PHILADELPHIA — Ask Americans how race relations have changed under their first black president and they are ready with answers.
Ashley Ray, a white woman, hears more people debating racial issues. ‘‘I know a lot of people who really thought we were OK as a nation, a culture, and now they understand that we’re not,’’ she says.
Karl Douglass, a black man, sees stereotypes easing. ‘‘White people deal with me and my family differently,’’ he says.
Jose Lozano, who is Hispanic by way of Puerto Rico, believes prejudice is emerging from the shadows. ‘‘Now the racism is coming out,’’ he says.
In the afterglow of Barack Obama’s historic victory, most people in the United States believed that race relations would improve. Nearly four years later, has that dream come true? Americans have no shortage of thoughtful opinions, and no consensus.
As the nation moves toward the multiracial future heralded by this son of an African father and white mother, the events of Obama’s first term, and what people make of them, help trace the racial arc of his presidency.
Shortly before the 2008 election, 56 percent of Americans surveyed by the Gallup organization said that race relations would improve if Obama were elected. One day after his victory, 70 percent said race relations would improve and only 10 percent predicted they would get worse.

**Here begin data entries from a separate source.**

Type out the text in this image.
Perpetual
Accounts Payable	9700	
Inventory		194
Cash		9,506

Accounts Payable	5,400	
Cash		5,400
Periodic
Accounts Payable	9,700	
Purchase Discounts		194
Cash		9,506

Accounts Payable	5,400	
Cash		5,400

Just weeks after taking office, Obama said, ‘‘There was justifiable pride on the part of the country that we had taken a step to move us beyond some of the searing legacies of racial discrimination.’’
Then he joked, ‘‘But that lasted about a day.’’ Or, rather, three months.

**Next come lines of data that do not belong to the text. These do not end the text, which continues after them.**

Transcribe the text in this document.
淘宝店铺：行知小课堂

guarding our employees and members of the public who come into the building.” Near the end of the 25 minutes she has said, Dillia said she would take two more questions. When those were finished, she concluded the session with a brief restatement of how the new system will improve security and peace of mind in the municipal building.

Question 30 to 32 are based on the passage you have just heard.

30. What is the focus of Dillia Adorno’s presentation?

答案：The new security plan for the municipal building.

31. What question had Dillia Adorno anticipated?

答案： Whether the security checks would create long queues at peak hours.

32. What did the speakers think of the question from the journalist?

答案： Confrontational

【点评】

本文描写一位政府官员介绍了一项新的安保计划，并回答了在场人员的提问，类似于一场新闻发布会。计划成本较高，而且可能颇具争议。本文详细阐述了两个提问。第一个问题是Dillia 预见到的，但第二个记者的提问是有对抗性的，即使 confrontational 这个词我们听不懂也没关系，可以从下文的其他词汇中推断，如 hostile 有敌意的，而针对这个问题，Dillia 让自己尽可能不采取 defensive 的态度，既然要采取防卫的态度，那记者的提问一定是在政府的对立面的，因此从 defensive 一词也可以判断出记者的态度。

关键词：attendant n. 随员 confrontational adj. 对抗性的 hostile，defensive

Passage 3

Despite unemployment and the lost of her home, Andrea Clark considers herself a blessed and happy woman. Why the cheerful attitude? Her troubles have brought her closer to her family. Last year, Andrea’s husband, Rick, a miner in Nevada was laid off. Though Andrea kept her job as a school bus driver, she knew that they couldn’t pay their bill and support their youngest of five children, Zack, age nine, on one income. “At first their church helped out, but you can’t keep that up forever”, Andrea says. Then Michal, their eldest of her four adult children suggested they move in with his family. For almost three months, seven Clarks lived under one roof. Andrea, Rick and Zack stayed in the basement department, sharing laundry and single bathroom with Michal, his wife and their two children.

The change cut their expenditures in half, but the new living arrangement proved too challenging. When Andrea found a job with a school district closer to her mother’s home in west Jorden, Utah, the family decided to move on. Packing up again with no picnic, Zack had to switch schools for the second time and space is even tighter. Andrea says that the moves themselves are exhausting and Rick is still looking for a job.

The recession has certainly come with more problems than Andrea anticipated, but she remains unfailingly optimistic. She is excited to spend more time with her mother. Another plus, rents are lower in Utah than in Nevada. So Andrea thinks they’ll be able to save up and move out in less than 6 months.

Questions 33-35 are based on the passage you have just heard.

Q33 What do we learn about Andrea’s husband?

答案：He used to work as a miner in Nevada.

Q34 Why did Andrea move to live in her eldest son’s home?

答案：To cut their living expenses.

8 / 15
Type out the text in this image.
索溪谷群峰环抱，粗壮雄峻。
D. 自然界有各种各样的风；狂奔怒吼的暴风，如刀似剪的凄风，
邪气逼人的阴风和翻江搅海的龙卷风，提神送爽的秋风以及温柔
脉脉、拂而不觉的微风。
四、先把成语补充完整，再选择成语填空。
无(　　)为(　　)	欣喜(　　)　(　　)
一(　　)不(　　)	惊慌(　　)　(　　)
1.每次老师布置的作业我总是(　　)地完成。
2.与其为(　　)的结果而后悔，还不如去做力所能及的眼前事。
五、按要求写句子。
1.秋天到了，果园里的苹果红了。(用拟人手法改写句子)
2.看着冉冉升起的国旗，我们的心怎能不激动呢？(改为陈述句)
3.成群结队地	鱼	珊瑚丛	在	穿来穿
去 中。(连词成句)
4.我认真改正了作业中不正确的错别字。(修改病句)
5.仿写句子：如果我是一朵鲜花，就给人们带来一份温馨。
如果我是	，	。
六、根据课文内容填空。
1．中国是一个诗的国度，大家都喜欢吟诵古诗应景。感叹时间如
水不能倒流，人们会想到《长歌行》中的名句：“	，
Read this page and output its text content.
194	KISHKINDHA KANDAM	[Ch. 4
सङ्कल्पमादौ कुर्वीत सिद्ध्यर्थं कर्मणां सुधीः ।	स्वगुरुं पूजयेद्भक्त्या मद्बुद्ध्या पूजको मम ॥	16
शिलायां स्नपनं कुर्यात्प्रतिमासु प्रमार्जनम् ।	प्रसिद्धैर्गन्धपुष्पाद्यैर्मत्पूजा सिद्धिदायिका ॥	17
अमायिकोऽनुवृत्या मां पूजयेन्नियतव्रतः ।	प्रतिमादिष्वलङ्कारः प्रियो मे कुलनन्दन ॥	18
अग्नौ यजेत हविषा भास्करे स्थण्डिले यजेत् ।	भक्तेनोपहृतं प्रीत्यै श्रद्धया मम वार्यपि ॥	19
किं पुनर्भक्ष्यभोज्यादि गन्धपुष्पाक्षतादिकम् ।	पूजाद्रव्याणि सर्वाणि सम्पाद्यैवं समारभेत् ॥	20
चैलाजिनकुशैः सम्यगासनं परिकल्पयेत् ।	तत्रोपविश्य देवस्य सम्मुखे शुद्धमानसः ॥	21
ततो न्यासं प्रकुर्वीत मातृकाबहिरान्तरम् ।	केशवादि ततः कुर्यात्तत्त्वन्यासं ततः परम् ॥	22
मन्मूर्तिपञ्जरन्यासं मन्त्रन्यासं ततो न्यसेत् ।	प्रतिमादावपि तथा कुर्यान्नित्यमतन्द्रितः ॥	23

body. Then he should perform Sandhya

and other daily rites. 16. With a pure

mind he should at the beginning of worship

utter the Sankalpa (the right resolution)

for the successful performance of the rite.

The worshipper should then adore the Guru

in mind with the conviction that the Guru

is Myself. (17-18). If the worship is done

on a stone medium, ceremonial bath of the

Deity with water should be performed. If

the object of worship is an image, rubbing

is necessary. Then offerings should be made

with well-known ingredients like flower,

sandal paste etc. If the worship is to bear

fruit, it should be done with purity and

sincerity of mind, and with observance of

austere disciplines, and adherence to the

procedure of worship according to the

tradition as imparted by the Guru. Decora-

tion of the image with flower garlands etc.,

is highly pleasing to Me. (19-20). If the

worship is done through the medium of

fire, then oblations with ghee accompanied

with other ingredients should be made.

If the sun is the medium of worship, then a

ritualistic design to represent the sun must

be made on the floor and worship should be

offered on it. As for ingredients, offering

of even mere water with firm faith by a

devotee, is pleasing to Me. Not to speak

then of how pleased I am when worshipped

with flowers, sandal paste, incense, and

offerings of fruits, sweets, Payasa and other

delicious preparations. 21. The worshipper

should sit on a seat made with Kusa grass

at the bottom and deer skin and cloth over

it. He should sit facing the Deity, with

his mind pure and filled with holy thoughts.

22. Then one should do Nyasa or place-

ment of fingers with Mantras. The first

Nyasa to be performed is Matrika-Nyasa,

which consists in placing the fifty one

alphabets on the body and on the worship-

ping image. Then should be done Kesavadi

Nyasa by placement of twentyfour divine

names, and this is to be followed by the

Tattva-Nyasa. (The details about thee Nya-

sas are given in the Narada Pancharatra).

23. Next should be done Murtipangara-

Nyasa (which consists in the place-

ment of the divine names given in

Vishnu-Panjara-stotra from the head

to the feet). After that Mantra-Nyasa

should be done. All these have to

By July 2009, the black Harvard professor Henry Louis Gates was arrested for yelling at a white police officer who questioned whether Gates had broken into his own home. Asked to comment, Obama said he didn’t know all the facts, but Gates was a personal friend and the officer had acted ‘‘stupidly.’’
The uproar was immediate. Obama acknowledged afterward, ‘‘I could’ve calibrated those words differently.’’

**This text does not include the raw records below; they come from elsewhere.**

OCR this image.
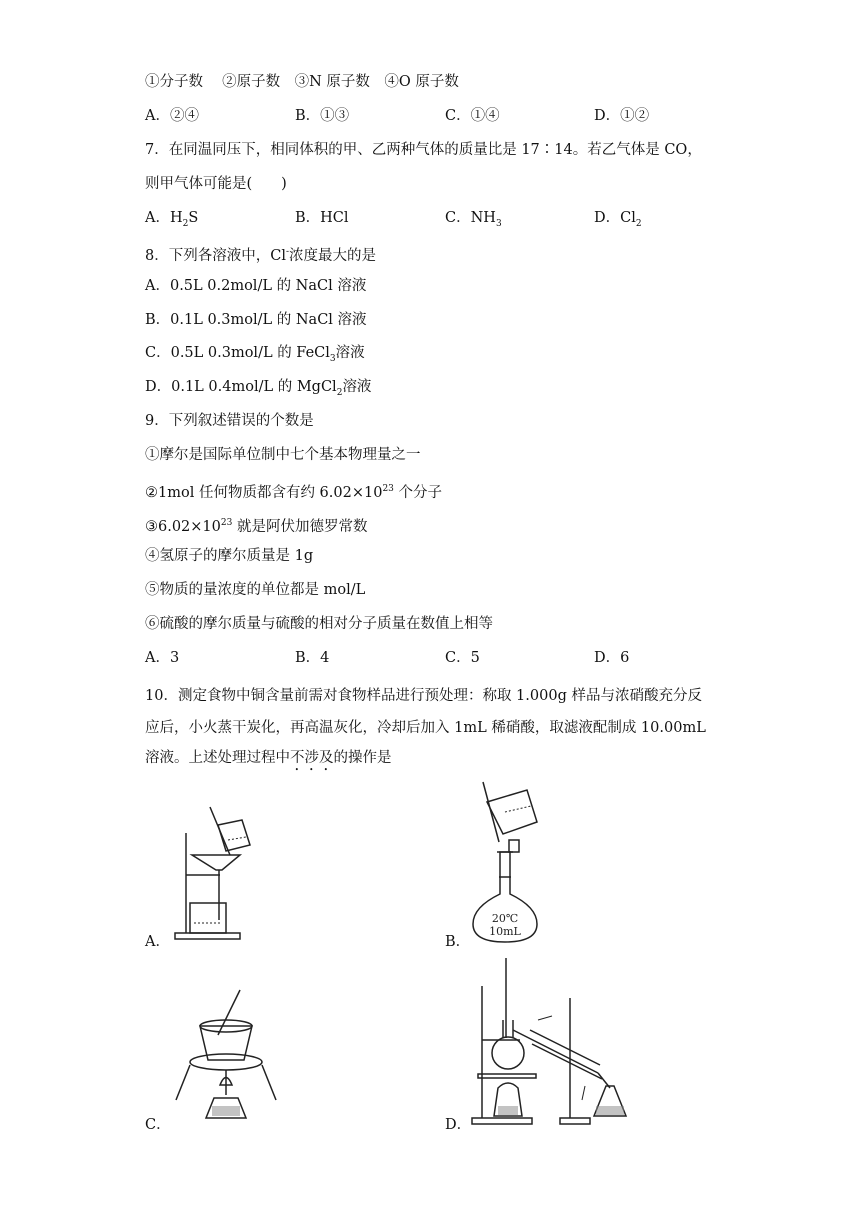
①分子数　 ②原子数　③N 原子数　④O 原子数
A．②④	B．①③	C．①④	D．①②
7．在同温同压下，相同体积的甲、乙两种气体的质量比是 17∶14。若乙气体是 CO，
则甲气体可能是(　　)
A．$H_2S$	B．HCl	C．$NH_3$	D．$Cl_2$
8．下列各溶液中，Cl-浓度最大的是
A．0.5L 0.2mol/L 的 NaCl 溶液
B．0.1L 0.3mol/L 的 NaCl 溶液
C．0.5L 0.3mol/L 的 FeCl$_3$溶液
D．0.1L 0.4mol/L 的 MgCl$_2$溶液
9．下列叙述错误的个数是
①摩尔是国际单位制中七个基本物理量之一
②1mol 任何物质都含有约 $6.02\times 10^{23}$ 个分子
$③6.02\times 10^{23}$ 就是阿伏加德罗常数
④氢原子的摩尔质量是 1g
⑤物质的量浓度的单位都是 mol/L
⑥硫酸的摩尔质量与硫酸的相对分子质量在数值上相等
A．3	B．4	C．5	D．6
10．测定食物中铜含量前需对食物样品进行预处理：称取 1.000g 样品与浓硝酸充分反
应后，小火蒸干炭化，再高温灰化，冷却后加入 1mL 稀硝酸，取滤液配制成 10.00mL
溶液。上述处理过程中不涉及的操作是
A．	B．
20℃
10mL
C．	D．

Ed Cattaneo, a retired computer training manager from Cape May, N.J., points to that episode as evidence of how Obama has hurt race relations.
‘‘He’s made them terrible,’’ says Cattaneo, who is white.
He also sees Obama as siding against white people through actions such as his Justice Department’s decision to drop voter intimidation charges against New Black Panthers and in a program to turn out the black vote called ‘‘African-Americans for Obama.’’
Larry Sharkey, also white, draws different conclusions from the past four years.
‘‘Attitudes are much better,’’ Sharkey says as he slices meat in a Philadelphia butcher shop. He remembers welcoming a black family that moved next door to him 20 years ago in Claymont, Del. A white neighbor advised him not to associate with the new arrivals, warning, ‘‘Your property values are going to go down.’’
That would never happen today, Sharkey says.
As Obama dealt with fallout from the Gates affair during the summer of 2009, the Tea Party coalesced out of opposition to Obama’s stimulus and health care proposals. The vast majority of Tea Party followers were white. A small number of them displayed racist signs or were connected to white supremacist groups, prompting the question: Are Obama’s opponents motivated by dislike of the president’s policies, his race — or both?
As that debate grew, Obama retreated to the race-neutral stance that has been a hallmark of his career. An October 2009 Gallup poll showed a large drop in racial optimism since the election, with 41 percent of respondents saying that race relations had improved under Obama. Thirty-five percent said there was no change and 22 percent said race relations were worse.
The president has discussed race in occasional speeches to groups such as the National Urban League or the National Council of La Raza, and in interviews with Hispanic and African-American media outlets. But he usually walks a careful line, allowing the nation to get used to the idea of a black president without doing things to make race seem a central aspect of his governance.
‘‘There is a totally different psychological frame of reference that this country has never had,’’ says William Smith, executive director of the National Center for Race Amity at Wheelock College. He cites evidence of progress from the mind-set of children in his programs to new history curriculums in Deep South schools.